Thursday, November 29, 2012

Review | Steel's Edge by Ilona Andrews

Steel's Edge
Ilona Andrews
The Edge #4
Parallel world romantic fantasy
Bought (Kindle)
4 stars

Bite-Sized Review
Steel's Edge is just as spellbinding as Ilona Andrews' other works. This book has everything: fencing, fighting, torture, revenge, monsters, chases, escapes, true love...

King-Sized Review
This book, and the series as a whole, are exceptionally difficult to classify. Let's just say they're fantasy that takes place across worlds with (the Weird and the Edge) and without (the Broken) magic, and they have a strong element of romance. In this final installment, Baroness Charlotte de Ney, a rare Healer, and Richard Mar, a swordsman, hunt down slavers in the Weird in an adventure that turns out to be much more than they expected.

Steel's Edge involves many characters from the previous books, but is more separate than many series conclusions. It takes place almost entirely in the Weird, with much more interaction with the nobility of Adrianglia than the previous books. Spider, the main villain in Bayou Moon and Fate's Edge, is surprisingly incidental to this story, but there is plenty of excitement to make up for it. Taking out the slavers involves lots of death, destruction, and horror, so it's really not a light read.

As if to compensate, Richard and Charlotte have perhaps the sweetest love story of the series. In a lot of "romance" novels (which isn't actually what I'd call this book, but we'll go with it for now), lust and love seem to get a little confused; you never hear the end of how attractive each character thinks the other is and how much they want to jump each others' bones, but fill-in-the-blank obstacle gets in the way.
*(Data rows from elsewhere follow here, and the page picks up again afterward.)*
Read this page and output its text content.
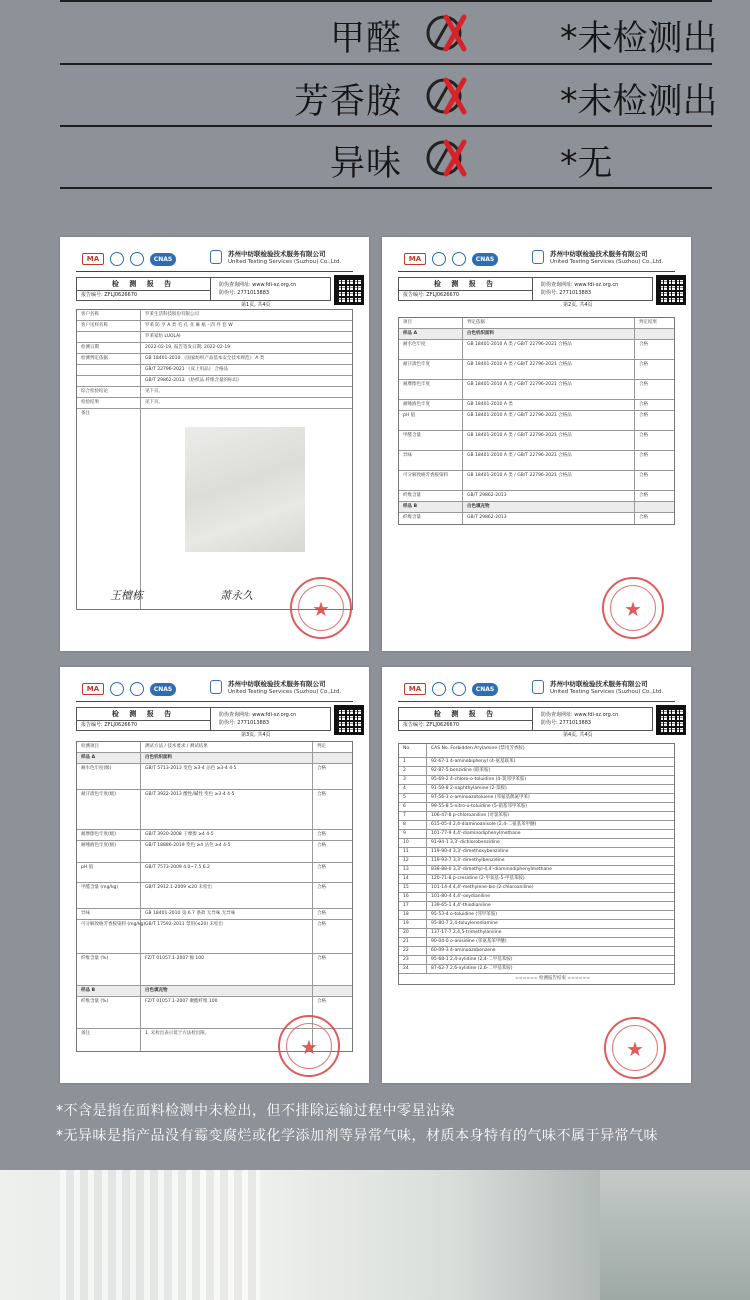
甲醛	*未检测出
芳香胺	*未检测出
异味	*无
MA	CNAS
苏州中纺联检验技术服务有限公司
United Testing Services (Suzhou) Co.,Ltd.
检 测 报 告
报告编号: ZFLJ0626670
防伪查询网址: www.fdi-sz.org.cn
防伪号: 2771013883
第1页, 共4页
客户名称	罗莱生活科技股份有限公司
客户送样名称	罗莱 防 亨 A 类 毛 孔 亚 麻 纸 - 四 件 套 W
罗莱家纺 LUOLAI
检测日期	2022-02-19, 报告签发日期: 2022-02-19
检测判定依据	GB 18401-2010 《国家纺织产品基本安全技术规范》 A 类
GB/T 22796-2021 《床上用品》 合格品
GB/T 29862-2013 《纺织品 纤维含量的标识》
综合检验结论	见下页。
检验结果	见下页。
备注
王檀栋	萧永久
★
MA	CNAS
苏州中纺联检验技术服务有限公司
United Testing Services (Suzhou) Co.,Ltd.
检 测 报 告
报告编号: ZFLJ0626670
防伪查询网址: www.fdi-sz.org.cn
防伪号: 2771013883
第2页, 共4页
项目	判定依据	判定结果
样品 A	白色机织面料
耐水色牢度	GB 18401-2010 A 类 / GB/T 22796-2021 合格品	合格
耐汗渍色牢度	GB 18401-2010 A 类 / GB/T 22796-2021 合格品	合格
耐摩擦色牢度	GB 18401-2010 A 类 / GB/T 22796-2021 合格品	合格
耐唾液色牢度	GB 18401-2010 A 类	合格
pH 值	GB 18401-2010 A 类 / GB/T 22796-2021 合格品	合格
甲醛含量	GB 18401-2010 A 类 / GB/T 22796-2021 合格品	合格
异味	GB 18401-2010 A 类 / GB/T 22796-2021 合格品	合格
可分解致癌芳香胺染料	GB 18401-2010 A 类 / GB/T 22796-2021 合格品	合格
纤维含量	GB/T 29862-2013	合格
样品 B	白色填充物
纤维含量	GB/T 29862-2013	合格
★
MA	CNAS
苏州中纺联检验技术服务有限公司
United Testing Services (Suzhou) Co.,Ltd.
检 测 报 告
报告编号: ZFLJ0626670
防伪查询网址: www.fdi-sz.org.cn
防伪号: 2771013883
第3页, 共4页
检测项目	测试方法 / 技术要求 / 测试结果	判定
样品 A	白色机织面料
耐水色牢度(级)	GB/T 5713-2013 变色 ≥3-4 沾色 ≥3-4 4-5	合格
耐汗渍色牢度(级)	GB/T 3922-2013 酸性/碱性 变色 ≥3-4 4-5	合格
耐摩擦色牢度(级)	GB/T 3920-2008 干摩擦 ≥4 4-5	合格
耐唾液色牢度(级)	GB/T 18886-2019 变色 ≥4 沾色 ≥4 4-5	合格
pH 值	GB/T 7573-2009 4.0~7.5 6.2	合格
甲醛含量 (mg/kg)	GB/T 2912.1-2009 ≤20 未检出	合格
异味	GB 18401-2010 第 6.7 条款 无异味 无异味	合格
可分解致癌芳香胺染料 (mg/kg) GB/T 17592-2011 禁用(≤20) 未检出	合格
纤维含量 (%)	FZ/T 01057.1-2007 棉 100	合格
样品 B	白色填充物
纤维含量 (%)	FZ/T 01057.1-2007 聚酯纤维 100	合格
备注	1. 未检出表示低于方法检出限。
★
MA	CNAS
苏州中纺联检验技术服务有限公司
United Testing Services (Suzhou) Co.,Ltd.
检 测 报 告
报告编号: ZFLJ0626670
防伪查询网址: www.fdi-sz.org.cn
防伪号: 2771013883
第4页, 共4页
No.	CAS No. Forbidden Arylamine (禁用芳香胺)
1	92-67-1 4-aminobiphenyl (4-氨基联苯)
2	92-87-5 benzidine (联苯胺)
3	95-69-2 4-chloro-o-toluidine (4-氯邻甲苯胺)
4	91-59-8 2-naphthylamine (2-萘胺)
5	97-56-3 o-aminoazotoluene (邻氨基偶氮甲苯)
6	99-55-8 5-nitro-o-toluidine (5-硝基邻甲苯胺)
7	106-47-8 p-chloroaniline (对氯苯胺)
8	615-05-4 2,4-diaminoanisole (2,4-二氨基苯甲醚)
9	101-77-9 4,4'-diaminodiphenylmethane
10	91-94-1 3,3'-dichlorobenzidine
11	119-90-4 3,3'-dimethoxybenzidine
12	119-93-7 3,3'-dimethylbenzidine
13	838-88-0 3,3'-dimethyl-4,4'-diaminodiphenylmethane
14	120-71-8 p-cresidine (2-甲氧基-5-甲基苯胺)
15	101-14-4 4,4'-methylene-bis-(2-chloroaniline)
16	101-80-4 4,4'-oxydianiline
17	139-65-1 4,4'-thiodianiline
18	95-53-4 o-toluidine (邻甲苯胺)
19	95-80-7 2,4-toluylenediamine
20	137-17-7 2,4,5-trimethylaniline
21	90-04-0 o-anisidine (邻氨基苯甲醚)
22	60-09-3 4-aminoazobenzene
23	95-68-1 2,4-xylidine (2,4-二甲基苯胺)
24	87-62-7 2,6-xylidine (2,6-二甲基苯胺)
====== 检测报告结束 ======
★
*不含是指在面料检测中未检出，但不排除运输过程中零星沾染
*无异味是指产品没有霉变腐烂或化学添加剂等异常气味，材质本身特有的气味不属于异常气味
In this book, though, despite Charlotte and Richard's obvious attraction, it's really clear that they care deeply for one another.

One of the best parts of Ilona Andrews' writing in general is their attention to motivation. Every character acts in character all the time, and even the bad guys' decisions make sense, from an amoral standpoint. It's wonderful to read a book where the logic behind the Big Bad isn't "evil person is evil," something that happens depressingly often.

To me, this book is an excellent blend of romance and adventure. There's plenty happening all the time, so the romance doesn't get boring, and the adventure is dark enough that the romance is a welcome relief. I will pick up any book in this series again if I want something that is both exciting and sweet, and I highly recommend that you do too!